Submitted to: Meeting Abstract
Publication Type: Abstract Only
Publication Acceptance Date: 3/3/2014
Publication Date: N/A
Citation: N/A Interpretive Summary:
Technical Abstract: Enterohemorrhagic Escherichia coli (EHEC) O157:H7 has been shown to produce variants that either express or are repressed in the expression of curli fimbriae promoting bacterial attachment, aggregation, and biofilm formation. The variant expression of curli fimbriae in some instances could result from increased or reduced expression of csgBAC and csgDEFG, two divergently transcribed operons that are regulated directly by many global transcriptional regulators and indirectly through the activity of two-component signal transduction systems in response to a variety of environmental and nutritional stimuli. In this study, we report that GadW, an AraC family of transcriptional regulators, controls curli expression and biofilm formation in a curli-repressed variant of EHEC O157:H7. The gadW gene was identified by screening a library of transposon mutants for their ability to bind Congo red in media and under growth conditions conducive for curli biogenesis.
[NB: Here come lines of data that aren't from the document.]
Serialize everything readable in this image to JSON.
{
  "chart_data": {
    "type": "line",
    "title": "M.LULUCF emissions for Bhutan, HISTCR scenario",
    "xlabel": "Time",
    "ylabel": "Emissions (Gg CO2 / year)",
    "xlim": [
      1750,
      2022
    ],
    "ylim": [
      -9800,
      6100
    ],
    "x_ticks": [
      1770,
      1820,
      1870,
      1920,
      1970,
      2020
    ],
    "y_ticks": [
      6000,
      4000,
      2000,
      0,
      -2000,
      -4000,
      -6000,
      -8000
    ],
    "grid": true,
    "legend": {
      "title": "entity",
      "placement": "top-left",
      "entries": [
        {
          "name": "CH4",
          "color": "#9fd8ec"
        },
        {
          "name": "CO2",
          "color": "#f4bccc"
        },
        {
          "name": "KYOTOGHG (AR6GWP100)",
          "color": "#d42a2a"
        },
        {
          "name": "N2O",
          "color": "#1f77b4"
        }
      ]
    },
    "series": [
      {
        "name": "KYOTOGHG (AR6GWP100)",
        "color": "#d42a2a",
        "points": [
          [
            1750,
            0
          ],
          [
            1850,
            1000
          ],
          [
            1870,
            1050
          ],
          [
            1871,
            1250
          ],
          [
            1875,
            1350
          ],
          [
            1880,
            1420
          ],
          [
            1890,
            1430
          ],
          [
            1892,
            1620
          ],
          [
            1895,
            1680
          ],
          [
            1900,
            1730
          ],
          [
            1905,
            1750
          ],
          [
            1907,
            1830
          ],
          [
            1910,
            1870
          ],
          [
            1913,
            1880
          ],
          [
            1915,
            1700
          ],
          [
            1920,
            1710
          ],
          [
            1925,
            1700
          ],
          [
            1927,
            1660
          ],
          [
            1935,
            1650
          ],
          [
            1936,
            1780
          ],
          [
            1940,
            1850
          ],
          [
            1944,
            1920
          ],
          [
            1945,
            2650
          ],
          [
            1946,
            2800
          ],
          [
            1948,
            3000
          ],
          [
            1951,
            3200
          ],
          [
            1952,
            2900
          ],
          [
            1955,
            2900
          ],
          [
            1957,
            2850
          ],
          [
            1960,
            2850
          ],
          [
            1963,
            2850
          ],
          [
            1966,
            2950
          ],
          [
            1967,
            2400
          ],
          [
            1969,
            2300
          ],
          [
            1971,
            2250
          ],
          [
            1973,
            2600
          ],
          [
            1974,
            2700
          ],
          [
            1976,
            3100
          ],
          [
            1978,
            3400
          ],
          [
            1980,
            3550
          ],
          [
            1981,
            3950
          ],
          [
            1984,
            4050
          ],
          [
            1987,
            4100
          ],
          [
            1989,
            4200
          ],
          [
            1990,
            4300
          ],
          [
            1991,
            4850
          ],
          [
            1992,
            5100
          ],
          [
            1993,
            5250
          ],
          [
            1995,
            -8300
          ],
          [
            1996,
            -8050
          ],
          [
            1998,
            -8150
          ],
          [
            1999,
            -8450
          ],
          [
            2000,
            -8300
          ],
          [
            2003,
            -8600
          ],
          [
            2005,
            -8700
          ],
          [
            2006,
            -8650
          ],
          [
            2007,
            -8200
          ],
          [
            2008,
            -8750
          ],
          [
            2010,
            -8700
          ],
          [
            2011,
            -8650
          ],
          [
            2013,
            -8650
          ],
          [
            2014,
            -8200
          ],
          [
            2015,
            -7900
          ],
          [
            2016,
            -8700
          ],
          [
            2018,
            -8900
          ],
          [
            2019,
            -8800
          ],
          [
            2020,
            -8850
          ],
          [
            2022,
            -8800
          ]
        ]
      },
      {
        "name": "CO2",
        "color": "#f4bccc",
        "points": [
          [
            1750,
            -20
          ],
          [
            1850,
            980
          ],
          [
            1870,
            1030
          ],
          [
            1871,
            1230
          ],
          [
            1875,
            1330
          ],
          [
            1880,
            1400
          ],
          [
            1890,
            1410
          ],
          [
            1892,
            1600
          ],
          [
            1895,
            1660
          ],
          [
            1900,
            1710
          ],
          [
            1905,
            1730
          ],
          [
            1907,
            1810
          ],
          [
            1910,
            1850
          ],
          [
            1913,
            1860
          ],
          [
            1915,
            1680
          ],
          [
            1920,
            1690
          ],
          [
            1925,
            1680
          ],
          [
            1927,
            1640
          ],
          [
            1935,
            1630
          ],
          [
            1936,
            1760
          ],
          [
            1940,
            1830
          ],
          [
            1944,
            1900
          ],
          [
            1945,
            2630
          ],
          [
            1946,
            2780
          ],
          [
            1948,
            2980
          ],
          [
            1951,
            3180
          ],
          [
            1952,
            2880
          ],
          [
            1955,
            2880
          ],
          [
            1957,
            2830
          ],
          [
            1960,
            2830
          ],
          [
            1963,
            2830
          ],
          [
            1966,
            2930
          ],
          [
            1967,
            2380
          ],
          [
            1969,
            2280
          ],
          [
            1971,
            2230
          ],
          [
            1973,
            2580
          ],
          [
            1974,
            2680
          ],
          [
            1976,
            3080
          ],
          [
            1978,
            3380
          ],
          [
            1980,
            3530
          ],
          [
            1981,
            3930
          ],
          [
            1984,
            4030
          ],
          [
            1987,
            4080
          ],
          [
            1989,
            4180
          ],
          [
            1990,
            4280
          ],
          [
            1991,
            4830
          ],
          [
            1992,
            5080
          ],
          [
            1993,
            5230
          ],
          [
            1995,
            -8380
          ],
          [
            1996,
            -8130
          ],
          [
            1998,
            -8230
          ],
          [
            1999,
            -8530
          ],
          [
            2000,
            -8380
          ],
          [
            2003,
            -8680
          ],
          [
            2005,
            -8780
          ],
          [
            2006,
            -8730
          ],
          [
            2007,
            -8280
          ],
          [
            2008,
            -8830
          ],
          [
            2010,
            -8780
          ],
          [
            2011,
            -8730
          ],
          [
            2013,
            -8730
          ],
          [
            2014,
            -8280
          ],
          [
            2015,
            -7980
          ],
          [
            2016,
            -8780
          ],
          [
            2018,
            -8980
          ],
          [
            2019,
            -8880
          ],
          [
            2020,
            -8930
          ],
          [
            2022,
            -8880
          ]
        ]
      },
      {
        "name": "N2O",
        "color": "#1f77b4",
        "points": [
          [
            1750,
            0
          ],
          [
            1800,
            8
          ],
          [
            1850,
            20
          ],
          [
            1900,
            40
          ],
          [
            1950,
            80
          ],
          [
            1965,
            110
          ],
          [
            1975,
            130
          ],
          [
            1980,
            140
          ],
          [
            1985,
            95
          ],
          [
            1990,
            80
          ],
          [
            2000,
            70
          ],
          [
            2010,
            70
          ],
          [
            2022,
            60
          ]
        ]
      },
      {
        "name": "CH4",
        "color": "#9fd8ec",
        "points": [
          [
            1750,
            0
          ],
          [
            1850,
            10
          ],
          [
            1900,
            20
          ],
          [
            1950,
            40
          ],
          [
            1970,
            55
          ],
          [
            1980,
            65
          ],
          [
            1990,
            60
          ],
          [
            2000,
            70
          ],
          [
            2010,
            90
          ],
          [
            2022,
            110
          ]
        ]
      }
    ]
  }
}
Several transposon mutants were identified that showed increased Congo red binding compared to the parent strain. The nucleotide sequence analysis of the chromosomal regions flanking the chromosomally integrated transposon resulted in the identification of gadW as the transposon insertion site in these increased Congo red binding mutants. Enhanced Congo red binding of gadW mutants correlated with their increased curli production and biofilm formation. Based on the positive regulation by GadW of GadE that in turn activates glutamate-dependent acid resistance pathway, we inferred that curli production and biofilm formation in the curli-repressed variant has inverse correlation with the expression of GadW and acid resistance pathway in EHEC O157:H7.